Let's Try Multi-Head Attention:

python
# Sample data
batch_size = 2
seq_len = 5
embed_size = 8
n_heads = 2

# Create sample input sequences
query = torch.randn(batch_size, seq_len, embed_size)
key = torch.randn(batch_size, seq_len, embed_size) 
value = torch.randn(batch_size, seq_len, embed_size)

# Initialize multi-head attention module
multihead_attention = MultiHeadAttention(embed_size, n_heads)

# Apply multi-head attention
output, attention = multihead_attention(query, key, value)

print("Query shape:", query.shape)
print("Output shape:", output.shape)
print("Attention shape:", attention.shape)

Output:

Query shape: torch.Size([2, 5, 8])
Output shape: torch.Size([2, 5, 8])
Attention shape: torch.Size([2, 2, 5, 5])
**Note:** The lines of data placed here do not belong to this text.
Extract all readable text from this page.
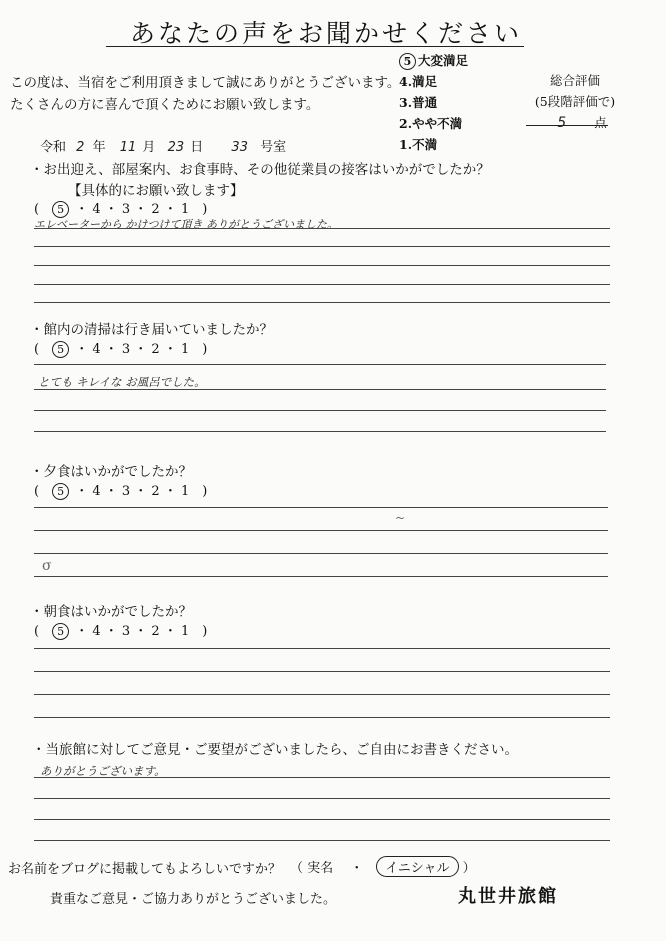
あなたの声をお聞かせください
この度は、当宿をご利用頂きまして誠にありがとうございます。
たくさんの方に喜んで頂くためにお願い致します。
5 大変満足
4.満足
3.普通
2.やや不満
1.不満
総合評価
(5段階評価で)
5 点
令和 2 年 11 月 23 日 33 号室
・お出迎え、部屋案内、お食事時、その他従業員の接客はいかがでしたか？
【具体的にお願い致します】
(　5 ・ 4 ・ 3 ・ 2 ・ 1　)
エレベーターから かけつけて頂き ありがとうございました。
・館内の清掃は行き届いていましたか？
(　5 ・ 4 ・ 3 ・ 2 ・ 1　)
とても キレイな お風呂でした。
・夕食はいかがでしたか？
(　5 ・ 4 ・ 3 ・ 2 ・ 1　)
~
σ
・朝食はいかがでしたか？
(　5 ・ 4 ・ 3 ・ 2 ・ 1　)
・当旅館に対してご意見・ご要望がございましたら、ご自由にお書きください。
ありがとうございます。
お名前をブログに掲載してもよろしいですか？ （ 実名 　・　イニシャル ）
貴重なご意見・ご協力ありがとうございました。	丸世井旅館
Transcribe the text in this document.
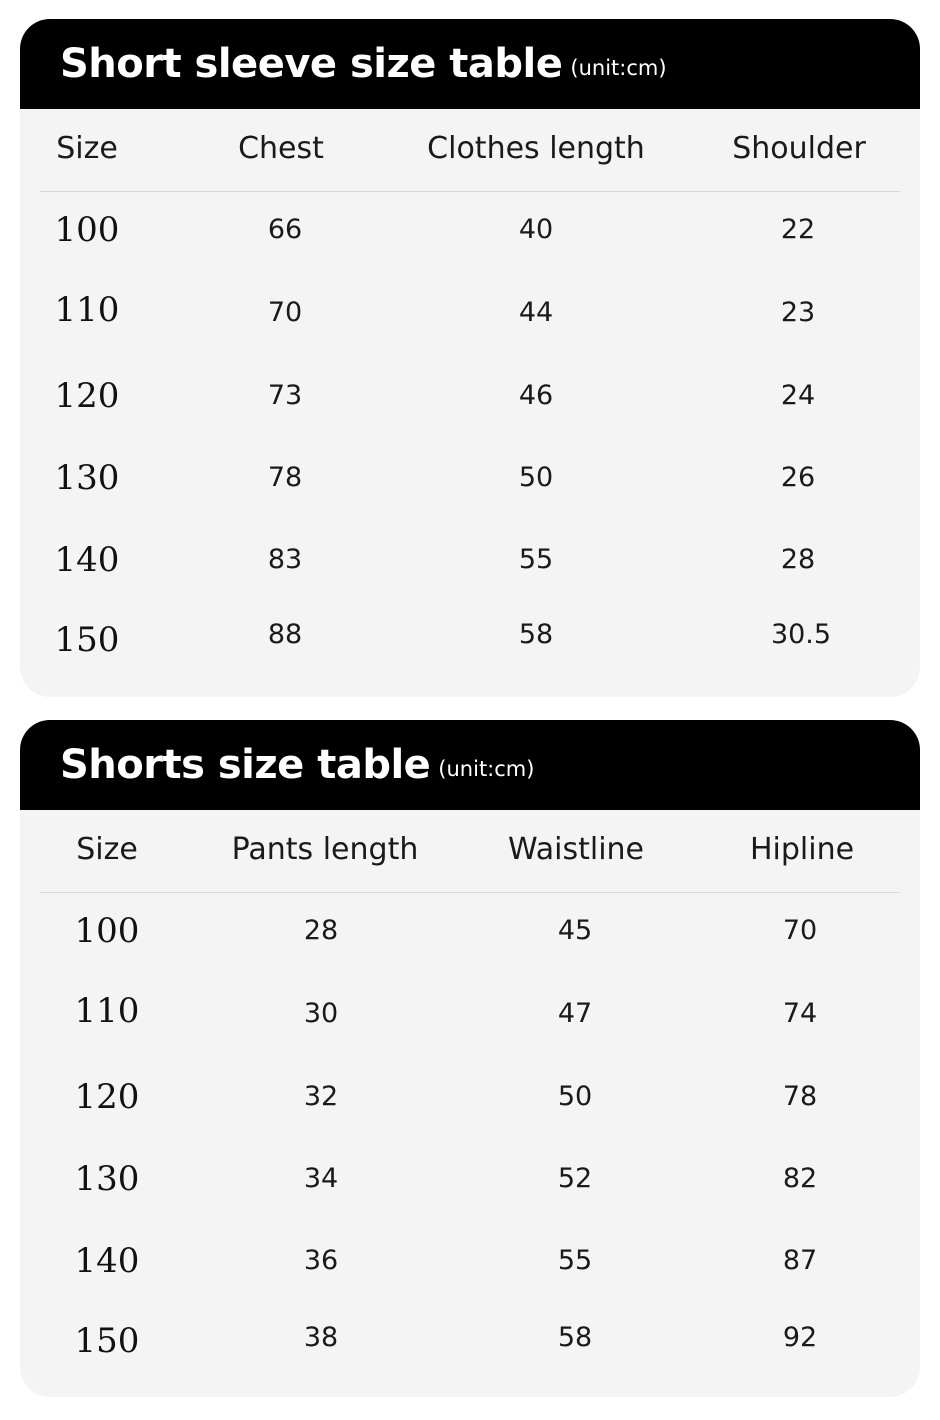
Short sleeve size table (unit:cm)
Size	Chest	Clothes length	Shoulder
100	66	40	22
110	70	44	23
120	73	46	24
130	78	50	26
140	83	55	28
150	88	58	30.5
Shorts size table (unit:cm)
Size	Pants length	Waistline	Hipline
100	28	45	70
110	30	47	74
120	32	50	78
130	34	52	82
140	36	55	87
150	38	58	92
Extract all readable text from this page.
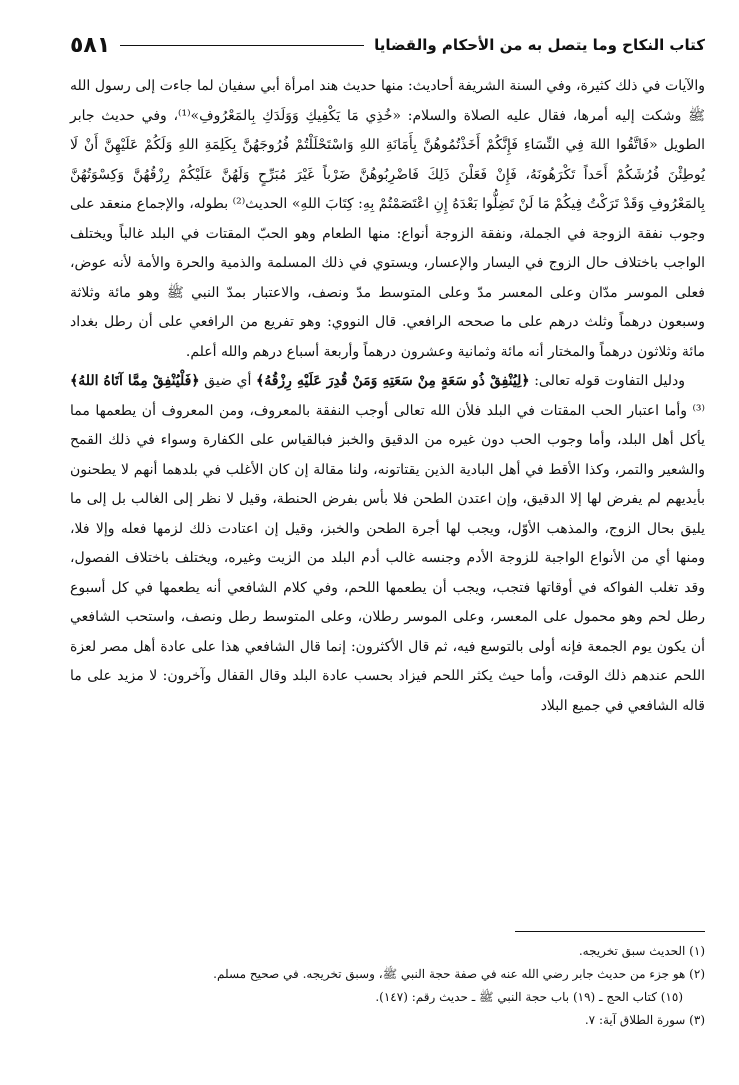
كتاب النكاح وما يتصل به من الأحكام والقضايا
٥٨١

والآيات في ذلك كثيرة، وفي السنة الشريفة أحاديث: منها حديث هند امرأة أبي سفيان لما جاءت إلى رسول الله ﷺ وشكت إليه أمرها، فقال عليه الصلاة والسلام: «خُذِي مَا يَكْفِيكِ وَوَلَدَكِ بِالمَعْرُوفِ»⁽¹⁾، وفي حديث جابر الطويل «فَاتَّقُوا اللهَ فِي النِّسَاءِ فَإِنَّكُمْ أَخَذْتُمُوهُنَّ بِأَمَانَةِ اللهِ وَاسْتَحْلَلْتُمْ فُرُوجَهُنَّ بِكَلِمَةِ اللهِ وَلَكُمْ عَلَيْهِنَّ أَنْ لَا يُوطِئْنَ فُرُشَكُمْ أَحَداً تَكْرَهُونَهُ، فَإِنْ فَعَلْنَ ذَلِكَ فَاضْرِبُوهُنَّ ضَرْباً غَيْرَ مُبَرِّحٍ وَلَهُنَّ عَلَيْكُمْ رِزْقُهُنَّ وَكِسْوَتُهُنَّ بِالمَعْرُوفِ وَقَدْ تَرَكْتُ فِيكُمْ مَا لَنْ تَضِلُّوا بَعْدَهُ إِنِ اعْتَصَمْتُمْ بِهِ: كِتَابَ اللهِ» الحديث⁽²⁾ بطوله، والإجماع منعقد على وجوب نفقة الزوجة في الجملة، ونفقة الزوجة أنواع: منها الطعام وهو الحبّ المقتات في البلد غالباً ويختلف الواجب باختلاف حال الزوج في اليسار والإعسار، ويستوي في ذلك المسلمة والذمية والحرة والأمة لأنه عوض، فعلى الموسر مدّان وعلى المعسر مدّ وعلى المتوسط مدّ ونصف، والاعتبار بمدّ النبي ﷺ وهو مائة وثلاثة وسبعون درهماً وثلث درهم على ما صححه الرافعي. قال النووي: وهو تفريع من الرافعي على أن رطل بغداد مائة وثلاثون درهماً والمختار أنه مائة وثمانية وعشرون درهماً وأربعة أسباع درهم والله أعلم.

ودليل التفاوت قوله تعالى: ﴿لِيُنْفِقْ ذُو سَعَةٍ مِنْ سَعَتِهِ وَمَنْ قُدِرَ عَلَيْهِ رِزْقُهُ﴾ أي ضيق ﴿فَلْيُنْفِقْ مِمَّا آتَاهُ اللهُ﴾⁽³⁾ وأما اعتبار الحب المقتات في البلد فلأن الله تعالى أوجب النفقة بالمعروف، ومن المعروف أن يطعمها مما يأكل أهل البلد، وأما وجوب الحب دون غيره من الدقيق والخبز فبالقياس على الكفارة وسواء في ذلك القمح والشعير والتمر، وكذا الأقط في أهل البادية الذين يقتاتونه، ولنا مقالة إن كان الأغلب في بلدهما أنهم لا يطحنون بأيديهم لم يفرض لها إلا الدقيق، وإن اعتدن الطحن فلا بأس بفرض الحنطة، وقيل لا نظر إلى الغالب بل إلى ما يليق بحال الزوج، والمذهب الأوّل، ويجب لها أجرة الطحن والخبز، وقيل إن اعتادت ذلك لزمها فعله وإلا فلا، ومنها أي من الأنواع الواجبة للزوجة الأدم وجنسه غالب أدم البلد من الزيت وغيره، ويختلف باختلاف الفصول، وقد تغلب الفواكه في أوقاتها فتجب، ويجب أن يطعمها اللحم، وفي كلام الشافعي أنه يطعمها في كل أسبوع رطل لحم وهو محمول على المعسر، وعلى الموسر رطلان، وعلى المتوسط رطل ونصف، واستحب الشافعي أن يكون يوم الجمعة فإنه أولى بالتوسع فيه، ثم قال الأكثرون: إنما قال الشافعي هذا على عادة أهل مصر لعزة اللحم عندهم ذلك الوقت، وأما حيث يكثر اللحم فيزاد بحسب عادة البلد وقال القفال وآخرون: لا مزيد على ما قاله الشافعي في جميع البلاد

(١) الحديث سبق تخريجه.
(٢) هو جزء من حديث جابر رضي الله عنه في صفة حجة النبي ﷺ، وسبق تخريجه. في صحيح مسلم.
(١٥) كتاب الحج ـ (١٩) باب حجة النبي ﷺ ـ حديث رقم: (١٤٧).
(٣) سورة الطلاق آية: ٧.
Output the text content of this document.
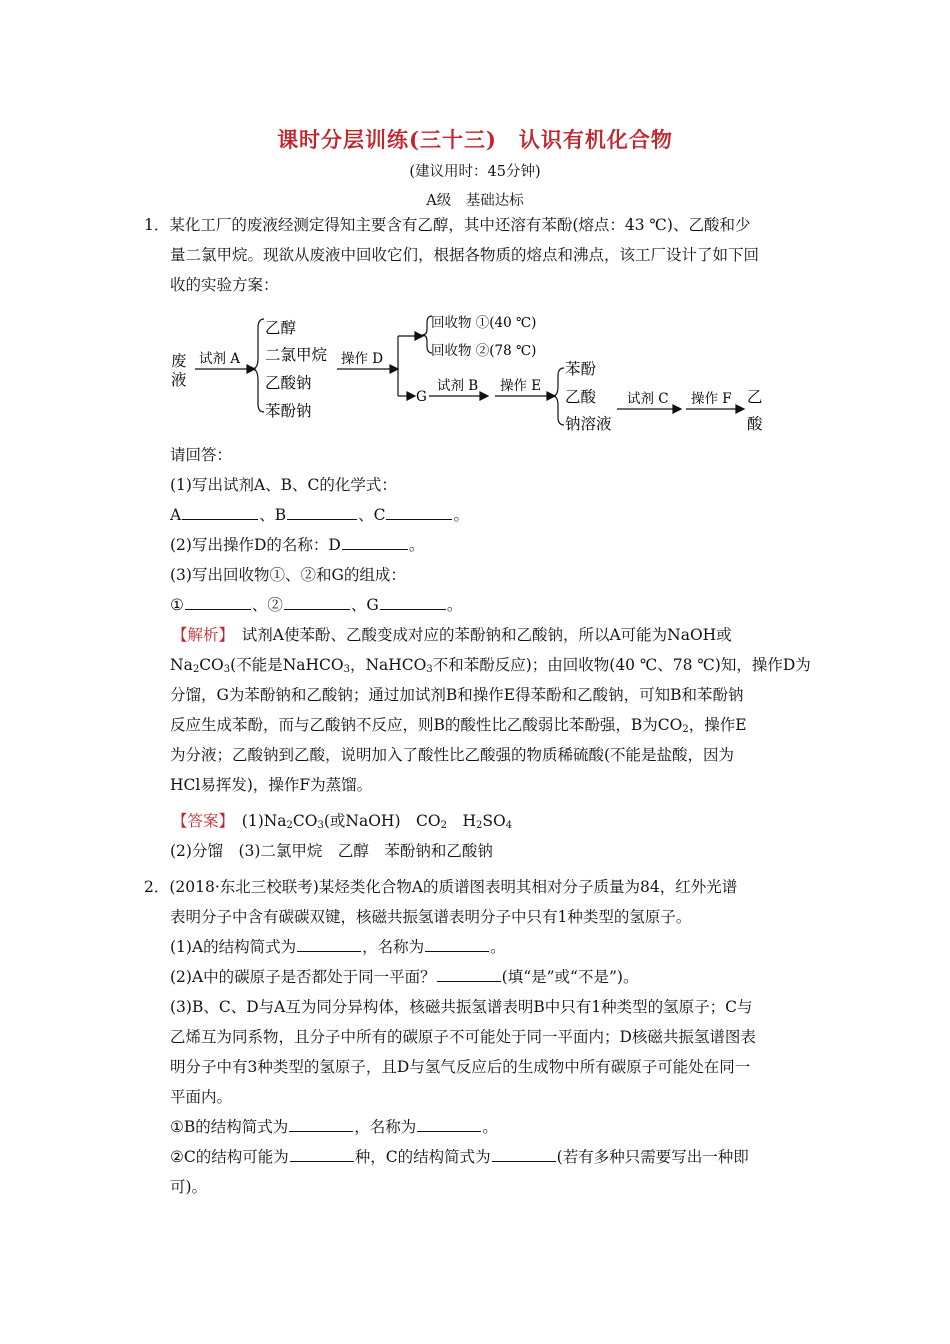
课时分层训练(三十三)　认识有机化合物
(建议用时：45分钟)
A级　基础达标
1．某化工厂的废液经测定得知主要含有乙醇，其中还溶有苯酚(熔点：43 ℃)、乙酸和少
量二氯甲烷。现欲从废液中回收它们，根据各物质的熔点和沸点，该工厂设计了如下回
收的实验方案：
废
液
试剂 A
乙醇
二氯甲烷
乙酸钠
苯酚钠
操作 D
回收物 ①(40 ℃)
回收物 ②(78 ℃)
G
试剂 B 操作 E
苯酚
乙酸
钠溶液
试剂 C 操作 F 乙
酸
请回答：
(1)写出试剂A、B、C的化学式：
A	、B	、C	。
(2)写出操作D的名称：D	。
(3)写出回收物①、②和G的组成：
①	、②	、G	。
【解析】　 试剂A使苯酚、乙酸变成对应的苯酚钠和乙酸钠，所以A可能为NaOH或
$Na_2CO_3$(不能是NaHCO$_3$，NaHCO$_3$不和苯酚反应)；由回收物(40 ℃、78 ℃)知，操作D为
分馏，G为苯酚钠和乙酸钠；通过加试剂B和操作E得苯酚和乙酸钠，可知B和苯酚钠
反应生成苯酚，而与乙酸钠不反应，则B的酸性比乙酸弱比苯酚强，B为$CO_2$，操作E
为分液；乙酸钠到乙酸，说明加入了酸性比乙酸强的物质稀硫酸(不能是盐酸，因为
HCl易挥发)，操作F为蒸馏。
【答案】　 $(1)Na_2CO_3$(或NaOH)　$CO_2$　$H_2SO_4$
(2)分馏　(3)二氯甲烷　乙醇　苯酚钠和乙酸钠
2．(2018·东北三校联考)某烃类化合物A的质谱图表明其相对分子质量为84，红外光谱
表明分子中含有碳碳双键，核磁共振氢谱表明分子中只有1种类型的氢原子。
(1)A的结构简式为	，名称为	。
(2)A中的碳原子是否都处于同一平面？	(填“是”或“不是”)。
(3)B、C、D与A互为同分异构体，核磁共振氢谱表明B中只有1种类型的氢原子；C与
乙烯互为同系物，且分子中所有的碳原子不可能处于同一平面内；D核磁共振氢谱图表
明分子中有3种类型的氢原子，且D与氢气反应后的生成物中所有碳原子可能处在同一
平面内。
①B的结构简式为	，名称为	。
②C的结构可能为	种，C的结构简式为	(若有多种只需要写出一种即
可)。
Practical Example: Attention-Based Text Classification

Now, let's build a practical example: a text classifier using attention to identify sentiment in reviews. We'll use attention to help our model focus on the most important words in each review.

python
import torch
import torch.nn as nn
import torch.nn.functional as F
from torch.nn.utils.rnn import pack_padded_sequence, pad_packed_sequence

class AttentionTextClassifier(nn.Module):
    def __init__(self, vocab_size, embed_size, hidden_size, num_classes, dropout=0.5):
        super(AttentionTextClassifier, self).__init__()
        
        # Embedding layer
        self.embedding = nn.Embedding(vocab_size, embed_size)
        
        # Bidirectional LSTM
        self.lstm = nn.LSTM(
            embed_size, 
            hidden_size, 
            bidirectional=True, 
            batch_first=True
        )
        
        # Attention layer
        self.attention = nn.Linear(hidden_size * 2, 1)
        
        # Output layer
        self.fc = nn.Linear(hidden_size * 2, num_classes)
        
        # Dropout
        self.dropout = nn.Dropout(dropout)
        
    def forward(self, text, text_lengths):
        # text shape: [batch_size, seq_len]
        
        # Get embeddings
        embedded = self.embedding(text)  # [batch_size, seq_len, embed_size]
        embedded = self.dropout(embedded)
        
        # Pack sequence for LSTM
        packed = pack_padded_sequence(
            embedded, 
            text_lengths.cpu(), 
            batch_first=True,
            enforce_sorted=False
        )
        
        # Pass through LSTM
        packed_output, (hidden, cell) = self.lstm(packed)
        output, output_lengths = pad_packed_sequence(packed_output, batch_first=True)
        # output shape: [batch_size, seq_len, hidden_size*2]
        
        # Calculate attention weights
        attention_weights = self.attention(output)  # [batch_size, seq_len, 1]
        attention_weights = F.softmax(attention_weights.squeeze(2), dim=1)  # [batch_size, seq_len]
        
        # Create attention mask for padding
        mask = torch.arange(output.shape[1])[None, :].to(text.device) < text_lengths[:, None]
        attention_weights = attention_weights * mask.float()
        
        # Normalize weights for padded sequences
        attention_weights = attention_weights / (attention_weights.sum(dim=1, keepdim=True) + 1e-9)
        
        # Apply attention weights
        context = torch.bmm(
            attention_weights.unsqueeze(1),  # [batch_size, 1, seq_len]
            output  # [batch_size, seq_len, hidden_size*2]
        )  # [batch_size, 1, hidden_size*2]
        
        context = context.squeeze(1)  # [batch_size, hidden_size*2]
        
        # Final classification
        output = self.fc(self.dropout(context))  # [batch_size, num_classes]
        
        return output, attention_weights

How to Use the Attention-Based Classifier:

python
# Example parameters
vocab_size = 10000
embed_size = 100
hidden_size = 128
num_classes = 2  # Binary classification (positive/negative)

# Create model
model = AttentionTextClassifier(vocab_size, embed_size, hidden_size, num_classes)

# Sample batch
batch_size = 3
max_seq_len = 10

# Sample data (in a real-world scenario, this would be tokenized text)
text = torch.randint(0, vocab_size, (batch_size, max_seq_len))
# Variable length sequences
text_lengths = torch.tensor([10, 7, 5])

# Forward pass
predictions, attention_weights = model(text, text_lengths)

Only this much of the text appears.